The NCLT should have decided first whether or not to accept a Section 7 IBC proceeding. If it chooses to admit it, the proceeding will become in rem, and a pending Section 8, A&C Act application will not survive, nor would a future application be maintainable. If it was determined that there is no default and hence no trigger for Section 7 IBC, there would have been no need to consider the Section 8, A&C Act application because the primary procedure had ended. As a result, it's difficult to reconcile the Supreme Court's decision to uphold the NCLT's judgement permitting the Section 8, A&C Act application and dismissing the Section 7 IBC proceedings.
A Section 7 IBC application's scope and inquiry differ from a Section 8, A&C Act application's scope and inquiry. When an operational creditor approaches the court, the inclusion of an arbitration clause and the existence of a dispute is significant for the purposes of Section 9[10] IBC. It will constitute a barrier to the start of the corporate insolvency process. In the instance of Section 7 of the IBC, however, this is not the case. The fundamental distinction between Section 7 and Section 9 of the IBC is this.

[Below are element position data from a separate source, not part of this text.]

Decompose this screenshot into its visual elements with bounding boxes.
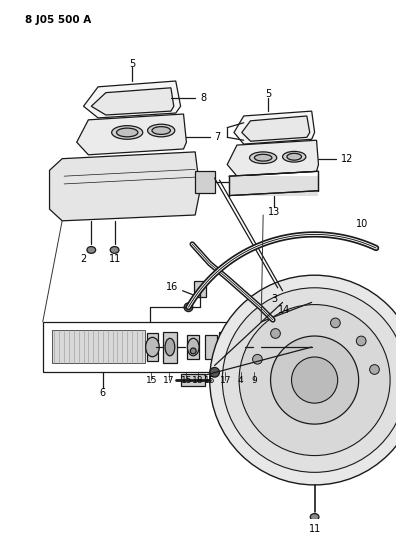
Ellipse shape	[249, 152, 276, 164]
Polygon shape	[227, 140, 318, 176]
Circle shape	[330, 318, 339, 328]
Circle shape	[270, 336, 358, 424]
Circle shape	[209, 275, 401, 485]
Ellipse shape	[110, 247, 119, 253]
Text: 11: 11	[108, 254, 120, 264]
Ellipse shape	[310, 514, 318, 520]
Ellipse shape	[145, 337, 159, 357]
Ellipse shape	[254, 155, 271, 161]
Ellipse shape	[282, 151, 305, 162]
Ellipse shape	[209, 367, 219, 377]
Circle shape	[355, 336, 365, 346]
Bar	[146, 334, 158, 361]
Circle shape	[270, 329, 279, 338]
Text: 15: 15	[180, 376, 192, 385]
Text: 11: 11	[308, 523, 320, 533]
Circle shape	[222, 288, 401, 472]
Text: 17: 17	[163, 376, 174, 385]
Polygon shape	[49, 152, 200, 221]
Text: 5: 5	[129, 59, 135, 69]
Circle shape	[239, 304, 389, 456]
Bar	[43, 322, 261, 372]
Polygon shape	[77, 114, 186, 155]
Text: 16: 16	[166, 282, 178, 292]
Ellipse shape	[147, 124, 174, 137]
Ellipse shape	[152, 127, 170, 134]
Ellipse shape	[187, 338, 198, 356]
Bar	[180, 374, 205, 386]
Bar	[219, 332, 233, 362]
Text: 6: 6	[99, 387, 106, 398]
Text: 13: 13	[267, 207, 279, 217]
Text: 3: 3	[271, 294, 277, 303]
Circle shape	[369, 365, 379, 374]
Text: 4: 4	[237, 376, 243, 385]
Ellipse shape	[251, 342, 259, 352]
Text: 14: 14	[277, 305, 289, 315]
Text: 10: 10	[355, 220, 367, 229]
Bar	[229, 176, 318, 196]
Text: 17: 17	[219, 376, 231, 385]
Circle shape	[252, 354, 261, 364]
Text: 15: 15	[146, 376, 157, 385]
Bar	[163, 332, 176, 362]
Text: 7: 7	[214, 132, 220, 142]
Text: 18: 18	[192, 376, 203, 385]
Polygon shape	[241, 116, 309, 141]
Circle shape	[291, 357, 337, 403]
Ellipse shape	[116, 128, 138, 137]
Ellipse shape	[286, 154, 301, 160]
Text: 8: 8	[200, 93, 206, 103]
Ellipse shape	[87, 247, 95, 253]
Bar	[194, 281, 205, 296]
Text: 15: 15	[203, 376, 215, 385]
Text: 2: 2	[80, 254, 87, 264]
Polygon shape	[233, 111, 314, 144]
Ellipse shape	[184, 303, 192, 312]
Ellipse shape	[190, 348, 196, 354]
Ellipse shape	[233, 340, 244, 355]
Ellipse shape	[165, 338, 174, 356]
Bar	[52, 329, 144, 362]
Bar	[195, 171, 214, 192]
Text: 12: 12	[340, 154, 352, 164]
Bar	[205, 335, 216, 359]
Text: 9: 9	[251, 376, 257, 385]
Ellipse shape	[111, 126, 142, 139]
Polygon shape	[83, 81, 180, 118]
Bar	[187, 335, 198, 359]
Polygon shape	[91, 88, 173, 115]
Text: 8 J05 500 A: 8 J05 500 A	[25, 15, 91, 25]
Text: 5: 5	[264, 88, 270, 99]
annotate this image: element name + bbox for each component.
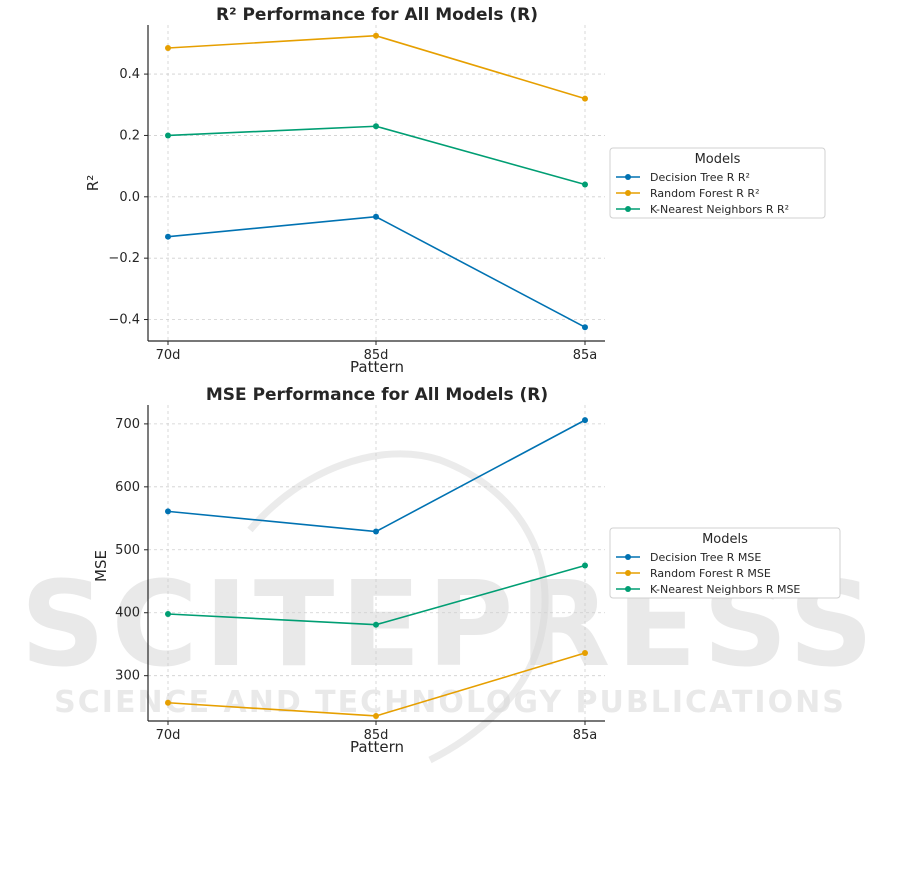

The court categorically held that:
“In corporate circles, a significant Supreme Court of India decision generated news, notably in the context of financial recoveries. The major point of controversy, in this case, was the relevant formula for converting the OCRPS. According to Kotak, it would be entitled to 30% (thirty per cent) of the entire paid-up share capital. Indus, on the other hand, believed that Kotak was only entitled to 10% (ten per cent) of the total paid-up share capital. The parties had to resolve their differences of opinion in order to convert the OCRPS, and they had conducted several meetings and taken concrete efforts toward resolving the disagreement, which had yet to reach a conclusion”.
With regard to the second issue, Both the NCLT and the SC proceeded with the idea that Kotak is a financial creditor who owes money, but they later discovered that there has been no default. Both NCLT and SC failed to conduct a thorough analysis of default. There is also no debt analysis or determination.
With regard to the third issue, Indus filed a Section 11 petition, but according to the SSSA, Indus had no right to propose an arbitrator. The established method had not failed, and the Section 11 petition had been filed too soon. On this point, the Supreme Court held that an affidavit signed by promoters (only promoters and Kotak had the right to choose an arbitrator) was sufficient to form an Arbitral Tribunal. The problem is that Indus lacked the legal authority to submit a Section 11 petition. The arbitration notification is defective, according to Kotak, and the petition is not in conformity with the arbitration agreement.
The NCLT's decision is not a decision on the merits of the Section 7 IBC application. If the presence of a disagreement is not an inquiry for a Section 7 IBC action and the Section 7 IBC application must be reviewed first, the SC should have set aside the impugned order and returned the case to NCLT for a decision on the merits of the Section 7 IBC proceedings. If the occasion occurs, the Court might consider clarifying that the NCLT cannot determine the Section 8, A&C Act case first and then dismiss the Section 7 IBC proceeding as a corollary or result.